I retract the “ALL” and “impossible” part of my statement, assuming that the Babylonians astronomers did indeed believe the Earth was flat. The Saros Cycle was based on timing. I was correct that their accuracy was not perfect and they couldn’t predict the path.
I believe that Babylonians COULD have tracked eclipses using the Saros cycle ... IF they had more data, readings/observations from different places, since their predictions of eclipses were for those that they could see.
In any case, the bottom line is that if you have enough data and do enough math, you can calculate any kind of recurring, periodic movements, even if from different coordinate systems.
You had Tycho Brahe with his geocentric-based Tychonic circles, and most planetarium software is actually geocentric.

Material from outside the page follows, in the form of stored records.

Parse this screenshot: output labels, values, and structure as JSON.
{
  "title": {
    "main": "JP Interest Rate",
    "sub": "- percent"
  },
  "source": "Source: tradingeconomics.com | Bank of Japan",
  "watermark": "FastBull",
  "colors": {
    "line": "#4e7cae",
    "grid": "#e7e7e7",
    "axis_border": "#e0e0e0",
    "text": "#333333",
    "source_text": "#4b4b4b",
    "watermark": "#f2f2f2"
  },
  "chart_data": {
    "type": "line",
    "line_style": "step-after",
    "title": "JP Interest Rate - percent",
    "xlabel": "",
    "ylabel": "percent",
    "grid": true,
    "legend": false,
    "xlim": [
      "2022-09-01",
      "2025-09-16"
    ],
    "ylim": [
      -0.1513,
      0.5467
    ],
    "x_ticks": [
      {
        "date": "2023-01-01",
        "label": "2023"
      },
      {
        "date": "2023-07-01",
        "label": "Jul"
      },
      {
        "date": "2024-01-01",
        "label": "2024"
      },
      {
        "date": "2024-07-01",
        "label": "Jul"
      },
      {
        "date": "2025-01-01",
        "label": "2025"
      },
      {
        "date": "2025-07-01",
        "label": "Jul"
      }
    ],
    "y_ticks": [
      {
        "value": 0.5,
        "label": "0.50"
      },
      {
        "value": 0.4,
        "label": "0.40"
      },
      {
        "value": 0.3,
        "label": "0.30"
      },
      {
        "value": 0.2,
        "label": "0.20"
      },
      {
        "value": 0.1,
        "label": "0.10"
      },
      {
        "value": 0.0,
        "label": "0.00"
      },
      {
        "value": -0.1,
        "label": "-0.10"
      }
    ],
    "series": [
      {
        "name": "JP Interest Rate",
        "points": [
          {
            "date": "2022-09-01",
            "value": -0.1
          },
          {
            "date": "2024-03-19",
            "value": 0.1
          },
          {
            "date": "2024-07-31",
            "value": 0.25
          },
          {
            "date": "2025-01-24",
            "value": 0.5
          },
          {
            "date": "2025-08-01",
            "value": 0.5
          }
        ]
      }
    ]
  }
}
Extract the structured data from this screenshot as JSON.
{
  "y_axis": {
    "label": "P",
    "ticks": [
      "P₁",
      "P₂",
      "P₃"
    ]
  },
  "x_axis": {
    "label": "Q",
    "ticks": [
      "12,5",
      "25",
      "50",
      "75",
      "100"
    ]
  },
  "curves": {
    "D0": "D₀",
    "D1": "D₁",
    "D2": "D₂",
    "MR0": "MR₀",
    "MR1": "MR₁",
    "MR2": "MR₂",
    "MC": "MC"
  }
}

In the end it doesn't matter whether the sun and the moon are the same size (roughly, as many FE conceive of them) or whether the sun is four times as large and four times farther away (such as when Greek astronomers, who also predicted eclipses, consider it to be a million miles away) or 400 times as large and 400 times farther away, as those amount to the same thing.
If you have enough data points, e.g. readings / observations, and do enough math, you can predict anything that has a regular geometric / periodic / recurring movement.
There are some anomalies that are not fully explained with regard to modern science's claims about how eclipses happen, so their model is far from perfect either.